Visser ziet dat er door maatschappelijke druk steeds meer aandacht is voor problemen/issues bij (gezelschaps)dieren die door menselijk gedrag ontstaan, zoals bijvoorbeeld stress of gezondheidsproblemen. Een bekend voorbeeld is overgewicht bij gezelschapsdieren. Natuurlijk vinden honden het lekker om tussendoortjes te krijgen of wat over is lekker op te smikkelen. Maar overgewicht leidt ook bij huisdieren tot veel gezondheidsproblemen.

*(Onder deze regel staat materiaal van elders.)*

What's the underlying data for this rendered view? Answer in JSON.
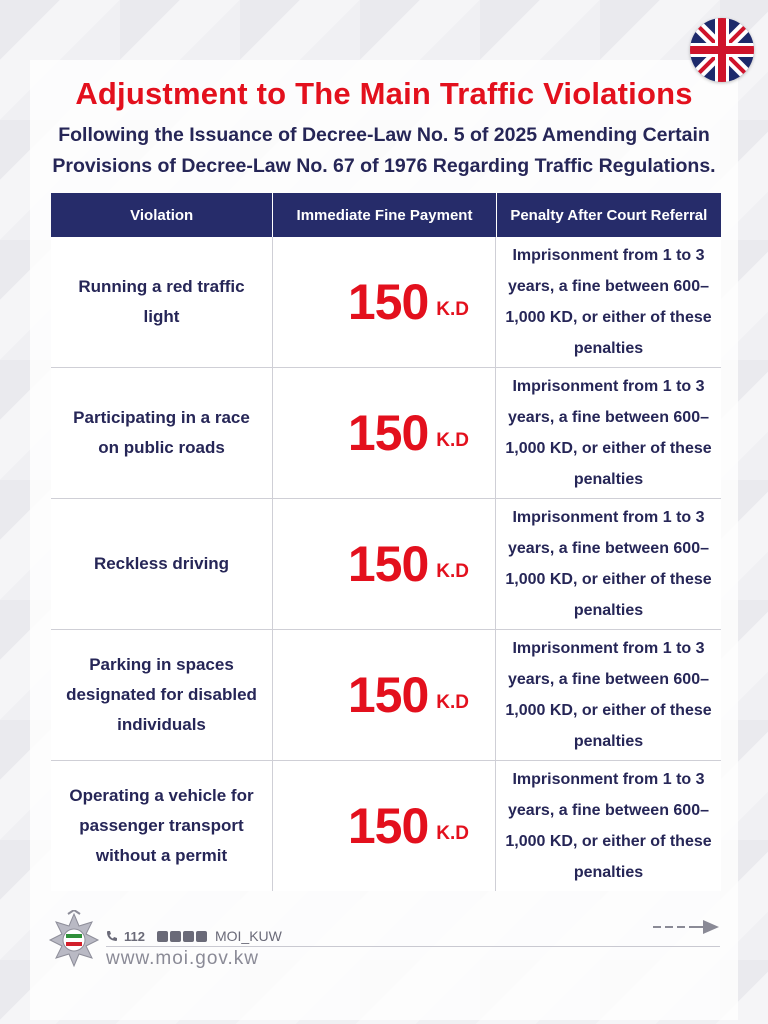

,,Meer inzicht krijgen in de interactie tussen mens en dier en een bijdrage leveren aan het welzijn van dieren. Over dat eerste is weinig bekend op dit moment, maar dit is net zo belangrijk als het gebruik van goede materialen. Ik denk dat het goed is dat er meer richtlijnen komen over hoe de mens moet omgaan met dieren. Als je dan op een bepaalde manier handelt, weet je dat het voor mens en dier goed is. We hebben de plicht te zorgen dat dieren geen pijn lijden. Wij hebben een geluksgevoel als we weekend hebben. Waarom zou een paard hier geen recht op hebben?”, aldus Visser.
Binnen haar onderzoek werkt ze ook intensief samen met studenten van Aeres Hogeschool Dronten en Hulphond Nederland. Ook werken studenten mee aan onderzoek naar het paardenwelzijn bij dierondersteunde activiteiten en therapieën.
Onderzoek op drie niveaus ’s
Visser heeft haar plannen voor de komende jaren ondertussen goed uitgewerkt en wil op drie verschillende niveaus aan de slag. Niveau 1 is het dierniveau. Er wordt vooral gekeken naar hoe het dier zich voelt, daarbij wil ze naast de gedragsobservaties ook gebruik maken van de nieuwste sensortechnologie. Niveau 2 is gericht op de mens- dier interactie zelf. Waarom is de ene persoon wel een goede match met een specifieke hond en de andere persoon niet? Het laatste niveau, niveau 3 richt zich op de maatschappij. Een groeiende groep mensen ‘vindt iets van dieren’. Zo zijn er steeds meer actiegroepen die zich bijvoorbeeld richten op de intensieve veehouderij, maar ook op de paardensector.